You can purchase a heater for your hedgehog cage if your house gets particularly cold during the night or during the winter. Remember to do your homework, contact specialists or the veterinarian, and strictly abide by any of the manufacturer’s directions and warnings to avoid overheating your hedgehog, damaging the enclosure, or risking a burn.
Is Hay A Good Hedgehog Bedding Option?
Hedgehogs can be wounded by hay or straw bedding, particularly if their limbs become tangled in hay or straw, causing cuts or stopping circulation. In the worst-case situation, amputation could be needed.
Pesticides could have been used on the hay, and it is a bad idea to let a hedgehog rummage around anything with pesticide residue.
Is It Possible For Hedgehogs To Play With Cat Toys?
Before handing some cat toys to hedgehogs, make sure they haven’t been handled by a cat. Since the smell of a cat on the toy may annoy hedgehogs, they can become hostile and attack the toy, mistaking it for a threat. Any cat toy should be brand new to be on the safe side.
Any cat toy that is used by hedgehogs must be able to survive the stress and strain. They’ll want to chew it with their razor-sharp teeth.
What Is The Recommended Depth Of Hedgehog Bedding?
Since we use fabric-based bedding, the thickness is just about a half-centimeter. An inch or two of pellet or shaving bedding may suffice, with caution taken to ensure the hedgehog’s freedom to walk about the cage is not affected.

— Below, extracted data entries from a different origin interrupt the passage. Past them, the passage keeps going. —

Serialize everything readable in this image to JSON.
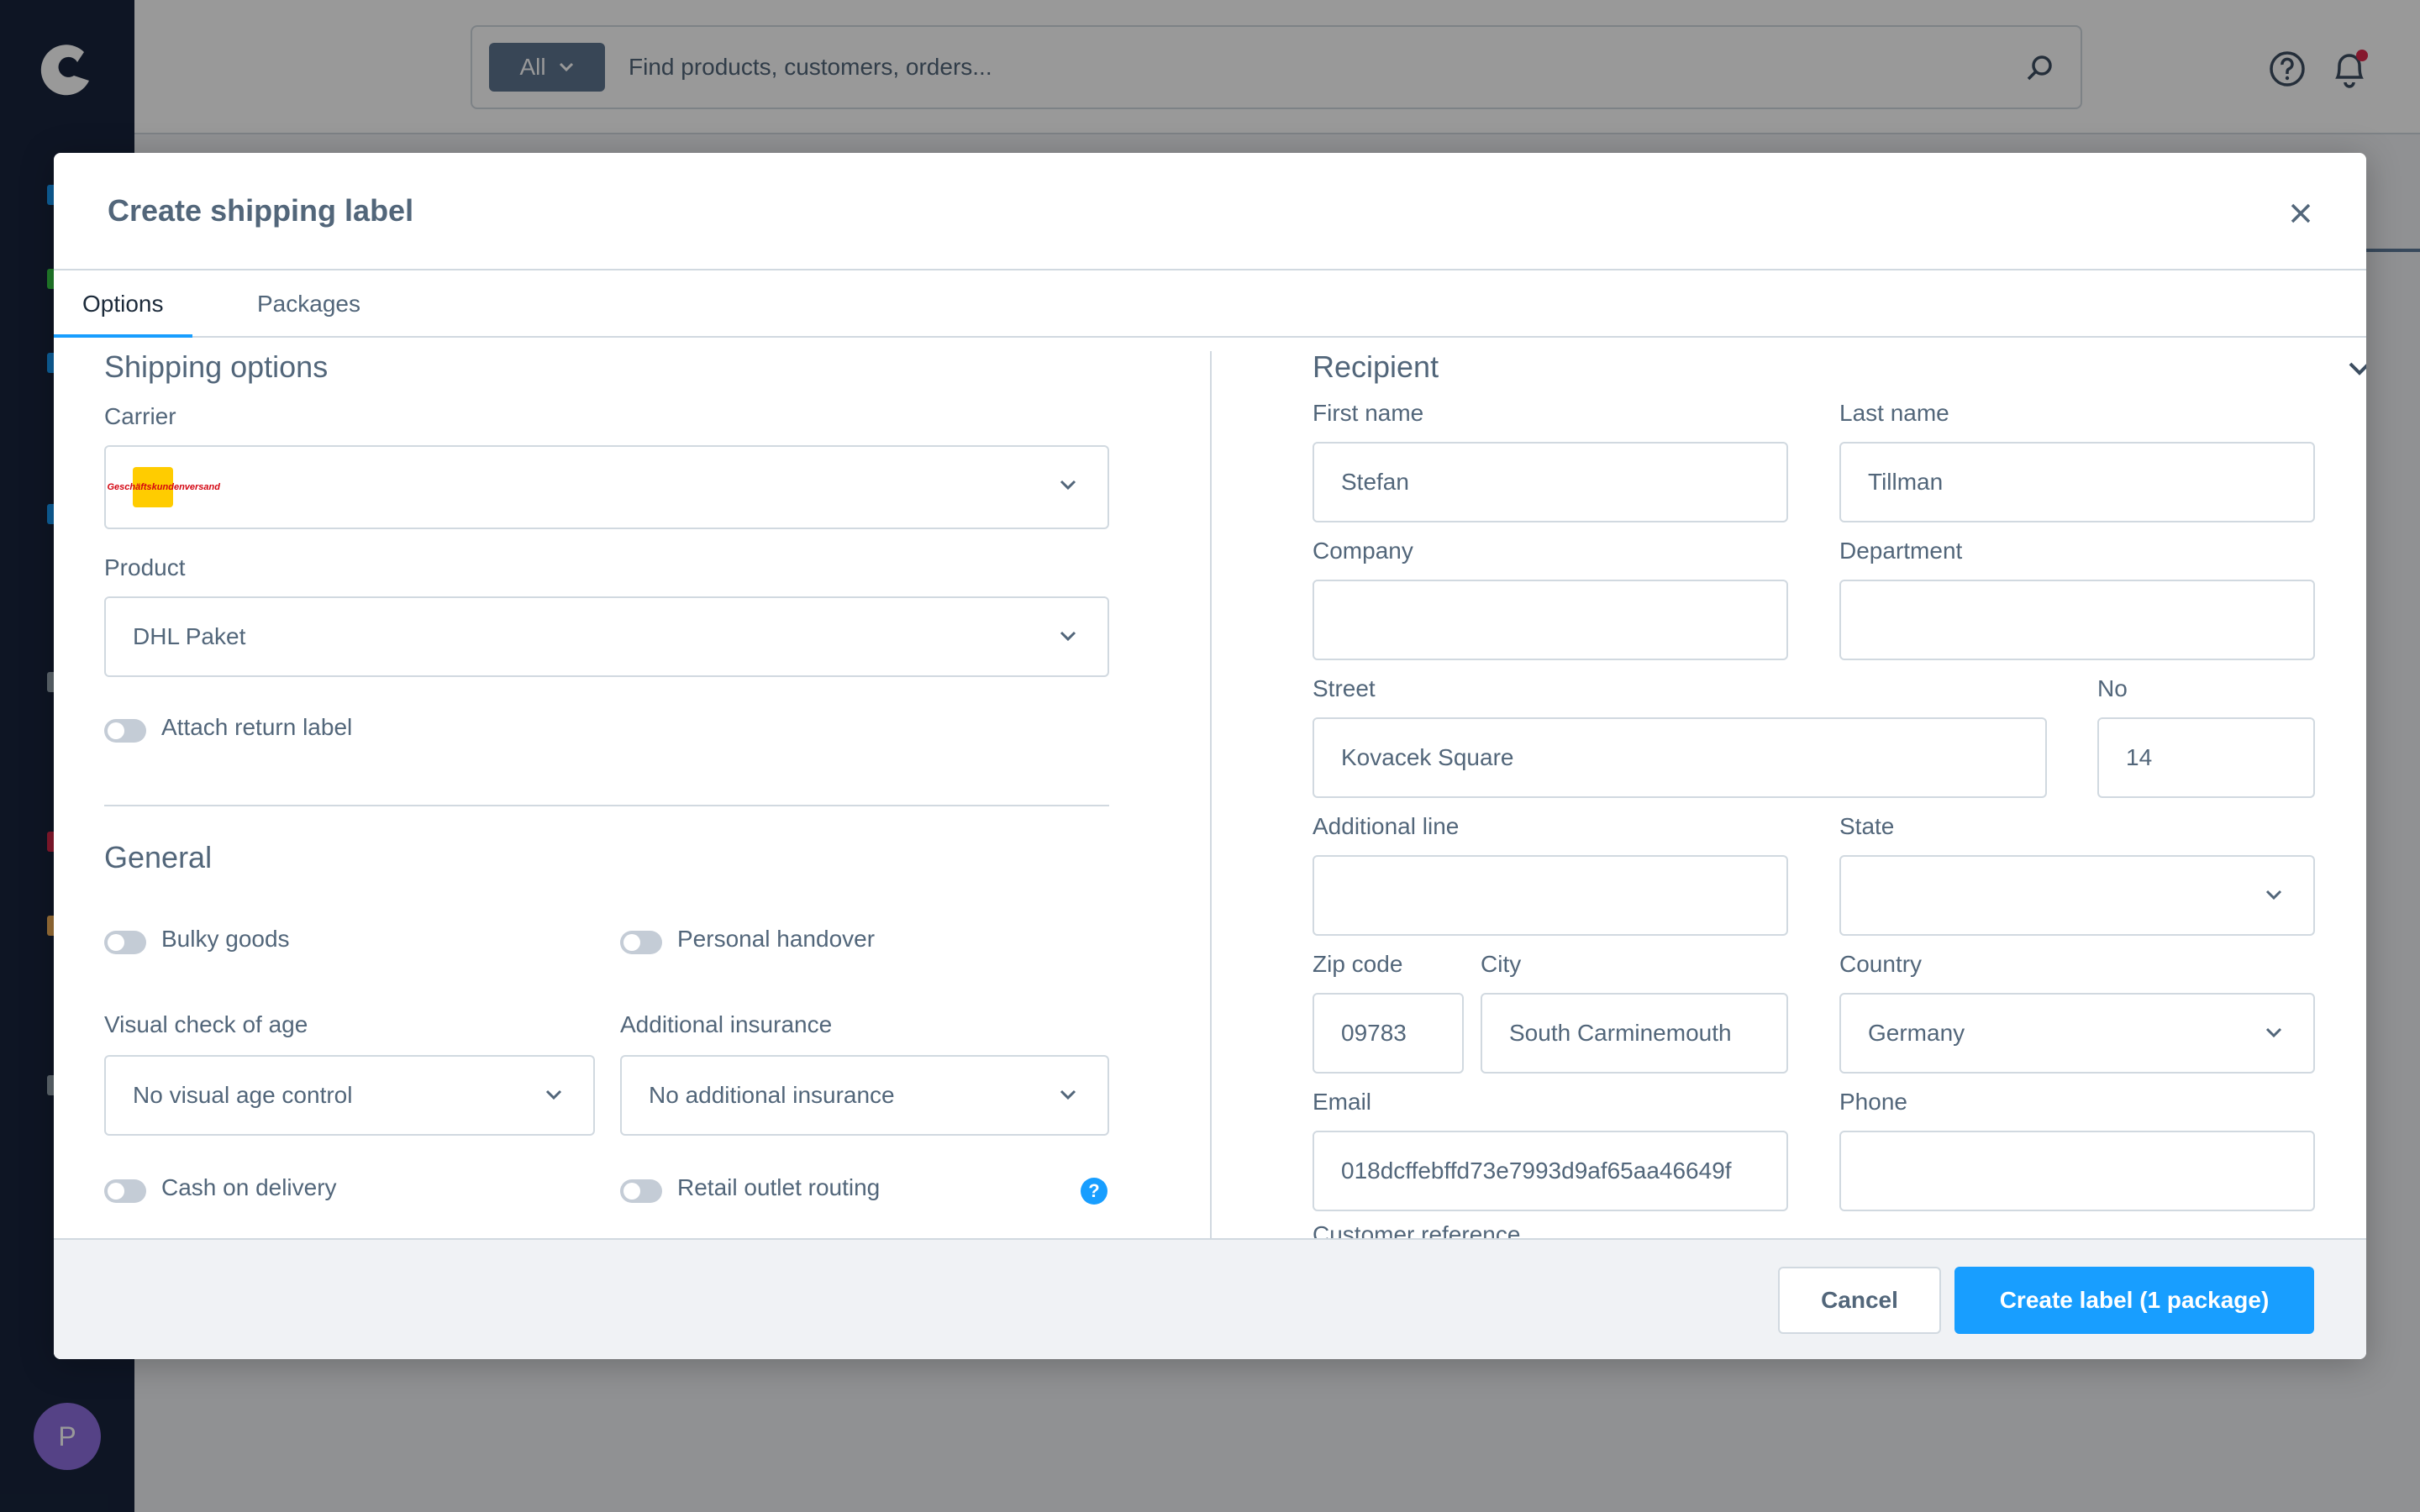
{
  "topbar": {
    "search_type": "All",
    "search_placeholder": "Find products, customers, orders..."
  },
  "user": {
    "avatar_initial": "P"
  },
  "modal": {
    "title": "Create shipping label",
    "tabs": [
      {
        "label": "Options"
      },
      {
        "label": "Packages"
      }
    ]
  },
  "shipping_options": {
    "title": "Shipping options",
    "carrier_label": "Carrier",
    "carrier_value": "DHL Geschäftskundenversand",
    "carrier_logo_text": "DHL",
    "product_label": "Product",
    "product_value": "DHL Paket",
    "attach_return_label": "Attach return label"
  },
  "general": {
    "title": "General",
    "bulky_goods": "Bulky goods",
    "personal_handover": "Personal handover",
    "visual_check_label": "Visual check of age",
    "visual_check_value": "No visual age control",
    "insurance_label": "Additional insurance",
    "insurance_value": "No additional insurance",
    "cash_on_delivery": "Cash on delivery",
    "retail_outlet_routing": "Retail outlet routing",
    "help_glyph": "?"
  },
  "recipient": {
    "title": "Recipient",
    "first_name_label": "First name",
    "first_name": "Stefan",
    "last_name_label": "Last name",
    "last_name": "Tillman",
    "company_label": "Company",
    "company": "",
    "department_label": "Department",
    "department": "",
    "street_label": "Street",
    "street": "Kovacek Square",
    "no_label": "No",
    "no": "14",
    "additional_line_label": "Additional line",
    "additional_line": "",
    "state_label": "State",
    "state": "",
    "zip_label": "Zip code",
    "zip": "09783",
    "city_label": "City",
    "city": "South Carminemouth",
    "country_label": "Country",
    "country": "Germany",
    "email_label": "Email",
    "email": "018dcffebffd73e7993d9af65aa46649f",
    "phone_label": "Phone",
    "phone": "",
    "customer_reference_label": "Customer reference"
  },
  "footer": {
    "cancel": "Cancel",
    "create": "Create label (1 package)"
  },
  "colors": {
    "primary": "#189eff",
    "sidebar": "#18243c",
    "text": "#52667a",
    "border": "#d1d9e0",
    "dhl_yellow": "#ffcc00",
    "dhl_red": "#d40511",
    "notification_dot": "#de294c"
  }
}
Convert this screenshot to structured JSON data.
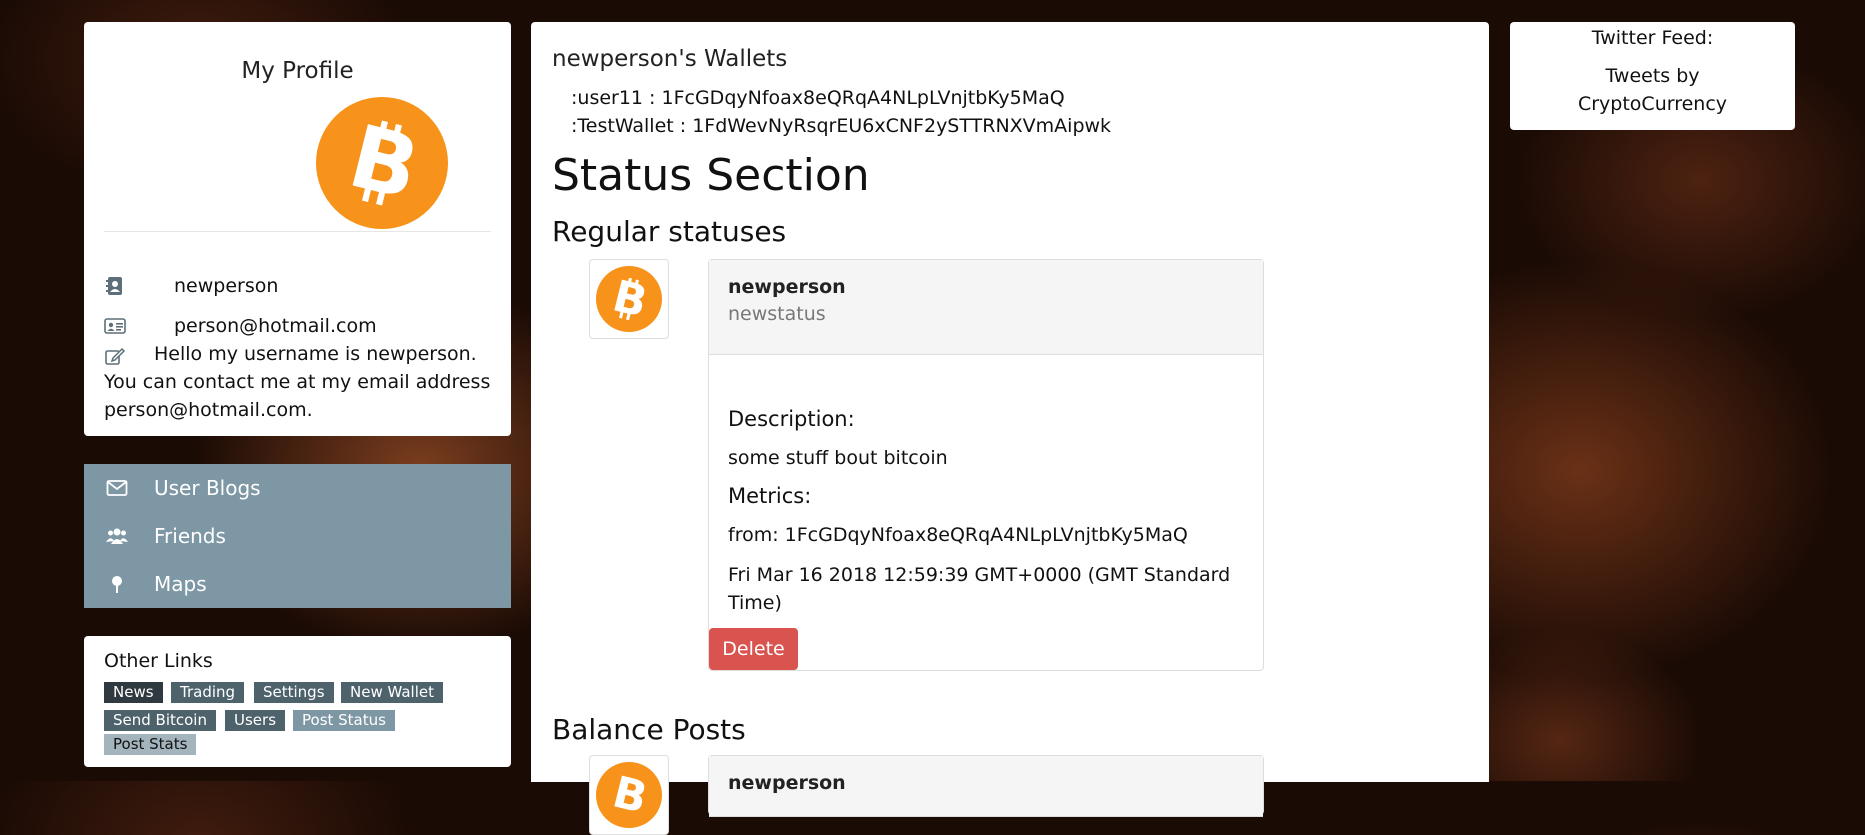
{
  "profile": {
    "title": "My Profile",
    "logo_icon": "bitcoin-logo",
    "username": "newperson",
    "email": "person@hotmail.com",
    "about": "Hello my username is newperson. You can contact me at my email address person@hotmail.com."
  },
  "nav": {
    "items": [
      {
        "label": "User Blogs",
        "icon": "envelope-icon"
      },
      {
        "label": "Friends",
        "icon": "users-icon"
      },
      {
        "label": "Maps",
        "icon": "map-pin-icon"
      }
    ]
  },
  "other_links": {
    "title": "Other Links",
    "tags": [
      "News",
      "Trading",
      "Settings",
      "New Wallet",
      "Send Bitcoin",
      "Users",
      "Post Status",
      "Post Stats"
    ]
  },
  "wallets": {
    "title": "newperson's Wallets",
    "items": [
      ":user11 : 1FcGDqyNfoax8eQRqA4NLpLVnjtbKy5MaQ",
      ":TestWallet : 1FdWevNyRsqrEU6xCNF2ySTTRNXVmAipwk"
    ]
  },
  "status_section": {
    "title": "Status Section",
    "regular_title": "Regular statuses",
    "post": {
      "author": "newperson",
      "status": "newstatus",
      "description_label": "Description:",
      "description": "some stuff bout bitcoin",
      "metrics_label": "Metrics:",
      "from": "from: 1FcGDqyNfoax8eQRqA4NLpLVnjtbKy5MaQ",
      "date_line1": "Fri Mar 16 2018 12:59:39 GMT+0000 (GMT Standard",
      "date_line2": "Time)",
      "delete_label": "Delete"
    },
    "balance_title": "Balance Posts",
    "balance_post": {
      "author": "newperson"
    }
  },
  "twitter": {
    "title": "Twitter Feed:",
    "link": "Tweets by CryptoCurrency"
  },
  "colors": {
    "bitcoin_orange": "#f7931a",
    "nav_bg": "#7e97a4",
    "delete_red": "#d9534f"
  }
}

The hedgehog’s bedding must be able to withstand other things in the enclosure.
Is It Possible To Use Newspaper As Hedgehog Bedding?
Few hedgehog owners use newspapers for bedding, but caution must be taken to guarantee that the newspaper pigment is not poisonous. Since water spills, vomit, and feces will seep through the newspaper, it will need to be cleaned on a daily basis.
Is It Possible For Hedgehogs To Overheat?
Hedgehogs will overheat and go into a state known as aestivation, in which they lay on their stomachs with their legs extended (splatting). In humans, this is similar to heatstroke because they must cool off.
Hedgehogs require heat to survive, a place to cover and relax, dry and convenient bedding, toys to play with, and workout equipment to stay safe and avoid becoming obese.
All important cage products chosen must be appropriate for the cage and not of danger to a hedgehog. Bad choices will result in fire hazards as well as health complications for your pet.